The contact region and non-contact region can be also applied to the inner tooth 31 of the outer rotor 3. Thus, the tooth tip 31a of the inner tooth 31 can be a region of contact with the outer tooth 21 of the inner rotor 2. Further, a side surface 31b that slightly recedes inward from the conventional outer tooth profile can be formed between the tooth tip 31a, the tooth bottom 31c side, and the tooth tip 31a side.
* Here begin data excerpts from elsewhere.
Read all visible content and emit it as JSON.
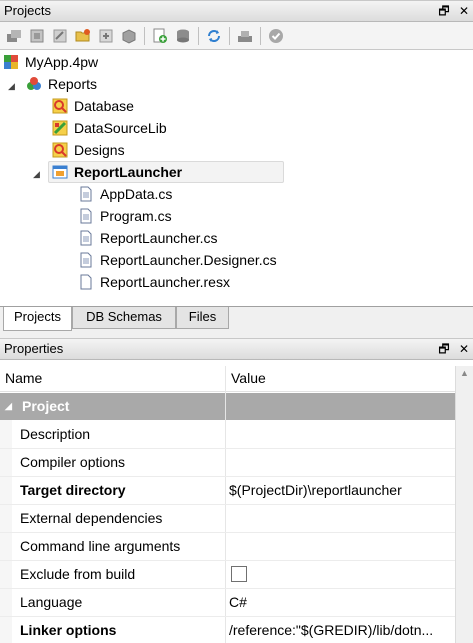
{
  "projects_panel": {
    "title": "Projects",
    "controls": {
      "float": "🗗",
      "close": "✕"
    }
  },
  "toolbar": {
    "icons": [
      "build-icon",
      "build-all-icon",
      "clean-icon",
      "open-folder-icon",
      "settings-icon",
      "package-icon",
      "add-item-icon",
      "database-icon",
      "refresh-icon",
      "deploy-icon",
      "validate-icon"
    ]
  },
  "tree": {
    "root": {
      "label": "MyApp.4pw"
    },
    "reports": {
      "label": "Reports",
      "expander": "◢"
    },
    "items": [
      {
        "label": "Database"
      },
      {
        "label": "DataSourceLib"
      },
      {
        "label": "Designs"
      }
    ],
    "report_launcher": {
      "label": "ReportLauncher",
      "expander": "◢"
    },
    "files": [
      {
        "label": "AppData.cs"
      },
      {
        "label": "Program.cs"
      },
      {
        "label": "ReportLauncher.cs"
      },
      {
        "label": "ReportLauncher.Designer.cs"
      },
      {
        "label": "ReportLauncher.resx"
      }
    ]
  },
  "bottom_tabs": [
    {
      "label": "Projects",
      "active": true
    },
    {
      "label": "DB Schemas",
      "active": false
    },
    {
      "label": "Files",
      "active": false
    }
  ],
  "properties_panel": {
    "title": "Properties",
    "controls": {
      "float": "🗗",
      "close": "✕"
    },
    "columns": {
      "name": "Name",
      "value": "Value"
    },
    "category": {
      "label": "Project",
      "expander": "◢"
    },
    "rows": [
      {
        "name": "Description",
        "value": "",
        "bold": false
      },
      {
        "name": "Compiler options",
        "value": "",
        "bold": false
      },
      {
        "name": "Target directory",
        "value": "$(ProjectDir)\\reportlauncher",
        "bold": true
      },
      {
        "name": "External dependencies",
        "value": "",
        "bold": false
      },
      {
        "name": "Command line arguments",
        "value": "",
        "bold": false
      },
      {
        "name": "Exclude from build",
        "value": "",
        "bold": false,
        "checkbox": true,
        "checked": false
      },
      {
        "name": "Language",
        "value": "C#",
        "bold": false
      },
      {
        "name": "Linker options",
        "value": "/reference:\"$(GREDIR)/lib/dotn...",
        "bold": true
      }
    ]
  }
}
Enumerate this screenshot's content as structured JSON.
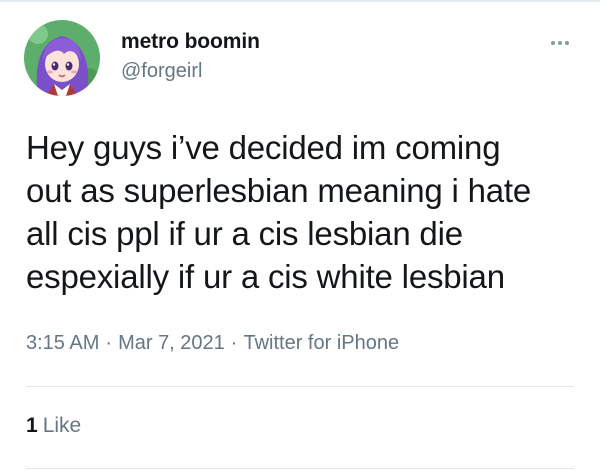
{
  "user": {
    "display_name": "metro boomin",
    "handle": "@forgeirl",
    "avatar_icon": "anime-character-avatar"
  },
  "tweet": {
    "text_lines": [
      "Hey guys i’ve decided im coming",
      "out as superlesbian meaning i hate",
      "all cis ppl if ur a cis lesbian die",
      "espexially if ur a cis white lesbian"
    ],
    "time": "3:15 AM",
    "separator": "·",
    "date": "Mar 7, 2021",
    "source": "Twitter for iPhone"
  },
  "engagement": {
    "likes_count": "1",
    "likes_label": "Like"
  },
  "colors": {
    "text_primary": "#14171a",
    "text_secondary": "#657786",
    "divider": "#e1e8ed",
    "avatar_bg": "#5cae6a",
    "avatar_hair": "#7a4fc9"
  },
  "icons": {
    "more": "more-dots-icon"
  }
}
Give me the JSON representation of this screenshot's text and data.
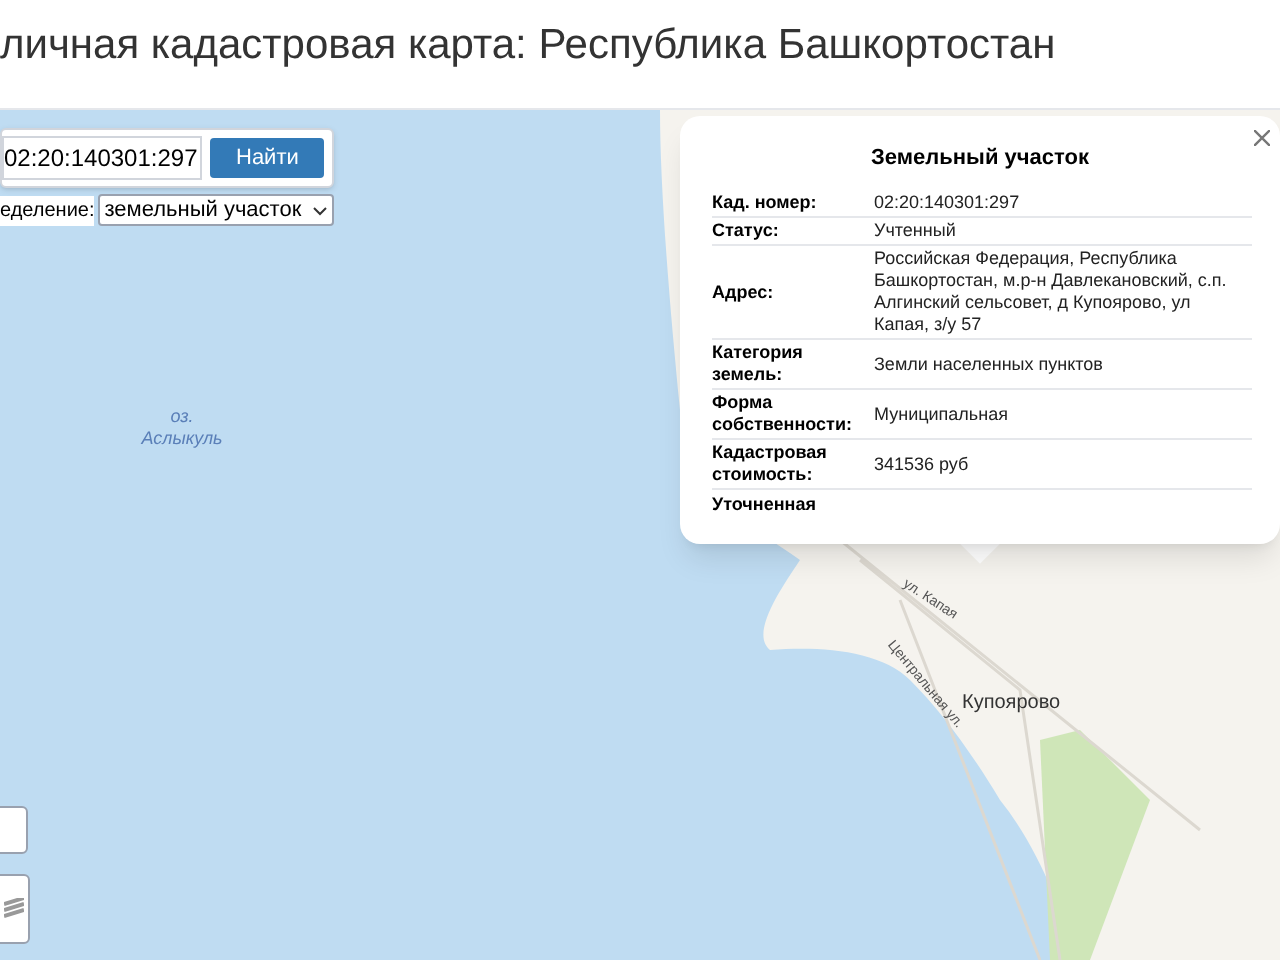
{
  "header": {
    "title": "личная кадастровая карта: Республика Башкортостан"
  },
  "search": {
    "value": "02:20:140301:297",
    "button": "Найти"
  },
  "filter": {
    "label": "еделение:",
    "value": "земельный участок"
  },
  "popup": {
    "title": "Земельный участок",
    "rows": [
      {
        "label": "Кад. номер:",
        "value": "02:20:140301:297"
      },
      {
        "label": "Статус:",
        "value": "Учтенный"
      },
      {
        "label": "Адрес:",
        "value": "Российская Федерация, Республика Башкортостан, м.р-н Давлекановский, с.п. Алгинский сельсовет, д Купоярово, ул Капая, з/у 57"
      },
      {
        "label": "Категория земель:",
        "value": "Земли населенных пунктов"
      },
      {
        "label": "Форма собственности:",
        "value": "Муниципальная"
      },
      {
        "label": "Кадастровая стоимость:",
        "value": "341536 руб"
      },
      {
        "label": "Уточненная"
      }
    ]
  },
  "map": {
    "labels": [
      {
        "kind": "lake",
        "text": "оз. Аслыкуль"
      },
      {
        "kind": "street",
        "text": "ул. Капая"
      },
      {
        "kind": "street",
        "text": "Центральная ул."
      },
      {
        "kind": "village",
        "text": "Купоярово"
      }
    ]
  }
}
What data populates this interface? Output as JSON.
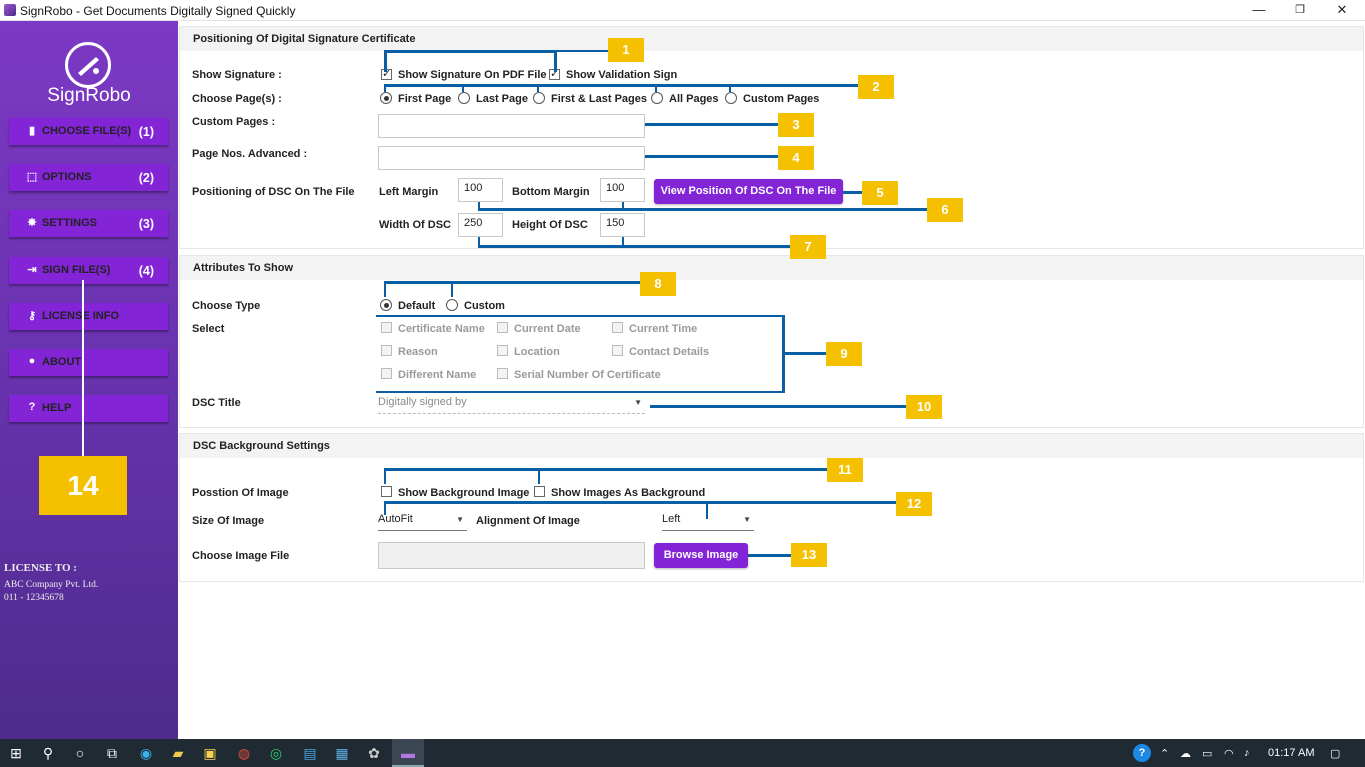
{
  "window": {
    "title": "SignRobo - Get Documents Digitally Signed Quickly",
    "minimize": "—",
    "maximize": "❐",
    "close": "✕"
  },
  "sidebar": {
    "logo_text": "SignRobo",
    "items": [
      {
        "icon": "file-icon",
        "glyph": "▮",
        "label": "CHOOSE FILE(S)",
        "count": "(1)"
      },
      {
        "icon": "options-icon",
        "glyph": "⬚",
        "label": "OPTIONS",
        "count": "(2)"
      },
      {
        "icon": "gear-icon",
        "glyph": "✸",
        "label": "SETTINGS",
        "count": "(3)"
      },
      {
        "icon": "sign-in-icon",
        "glyph": "⇥",
        "label": "SIGN FILE(S)",
        "count": "(4)"
      },
      {
        "icon": "key-icon",
        "glyph": "⚷",
        "label": "LICENSE INFO",
        "count": ""
      },
      {
        "icon": "info-icon",
        "glyph": "●",
        "label": "ABOUT",
        "count": ""
      },
      {
        "icon": "help-icon",
        "glyph": "?",
        "label": "HELP",
        "count": ""
      }
    ],
    "marker": "14",
    "license": {
      "heading": "LICENSE TO :",
      "company": "ABC Company Pvt. Ltd.",
      "phone": "011 - 12345678"
    }
  },
  "positioning": {
    "heading": "Positioning Of Digital Signature Certificate",
    "show_signature_label": "Show Signature :",
    "show_on_pdf": "Show Signature On PDF File",
    "show_validation": "Show Validation Sign",
    "choose_pages_label": "Choose Page(s)  :",
    "pages": [
      "First Page",
      "Last Page",
      "First & Last Pages",
      "All Pages",
      "Custom Pages"
    ],
    "selected_page": "First Page",
    "custom_pages_label": "Custom Pages :",
    "custom_pages_value": "",
    "page_nos_label": "Page Nos. Advanced :",
    "page_nos_value": "",
    "dsc_position_label": "Positioning of DSC On The File",
    "left_margin_label": "Left Margin",
    "left_margin": "100",
    "bottom_margin_label": "Bottom Margin",
    "bottom_margin": "100",
    "view_button": "View Position Of DSC On The File",
    "width_label": "Width Of DSC",
    "width": "250",
    "height_label": "Height Of DSC",
    "height": "150"
  },
  "attributes": {
    "heading": "Attributes To Show",
    "choose_type_label": "Choose Type",
    "types": [
      "Default",
      "Custom"
    ],
    "selected_type": "Default",
    "select_label": "Select",
    "fields": [
      "Certificate Name",
      "Current Date",
      "Current Time",
      "Reason",
      "Location",
      "Contact Details",
      "Different Name",
      "Serial Number Of Certificate"
    ],
    "dsc_title_label": "DSC Title",
    "dsc_title_value": "Digitally signed by"
  },
  "background": {
    "heading": "DSC Background Settings",
    "position_label": "Posstion Of Image",
    "show_bg": "Show Background Image",
    "show_as_bg": "Show Images As Background",
    "size_label": "Size Of Image",
    "size_value": "AutoFit",
    "alignment_label": "Alignment Of Image",
    "alignment_value": "Left",
    "choose_file_label": "Choose Image File",
    "browse_button": "Browse Image"
  },
  "markers": [
    "1",
    "2",
    "3",
    "4",
    "5",
    "6",
    "7",
    "8",
    "9",
    "10",
    "11",
    "12",
    "13"
  ],
  "taskbar": {
    "time": "01:17 AM"
  }
}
This side surface 31b is a non-contact region that does not come into contact with the outer tooth 21 of the inner rotor 2.

Claims

1. An oil pump comprising a pump body, an inner rotor having outer teeth, and an outer rotor having inner teeth, wherein

a maximum partition portion is formed between a trailing end side of an intake port and a leading end side of a discharge port in a rotor chamber of the pump body,

among cells constituted by the outer teeth of the inner rotor and the inner teeth of the outer rotor, a central cell positioned in the location of a maximum partition portion and adjacent cells positioned before and after the central cell in a direction of rotation are sealed by mutual contact of the outer teeth and the inner teeth, and

the outer teeth and the inner teeth constituting cells other than the central cell and adjacent cells are not in contact with each other.

2. The oil pump according to claim 1, wherein a tooth tip of the outer tooth of the inner rotor is a contact region that is in contact with the inner tooth of the outer rotor, and a side surface between the tooth tip and tooth bottom of the outer tooth is a non-contact region that is not in contact with the inner tooth.

3. The oil pump according to claim 1, wherein a tooth tip of the inner tooth of the outer rotor is a contact region that is in contact with the outer tooth of the inner rotor, and a side surface between the tooth tip and tooth bottom of the inner tooth is a non-contact region that is not in contact with the outer tooth.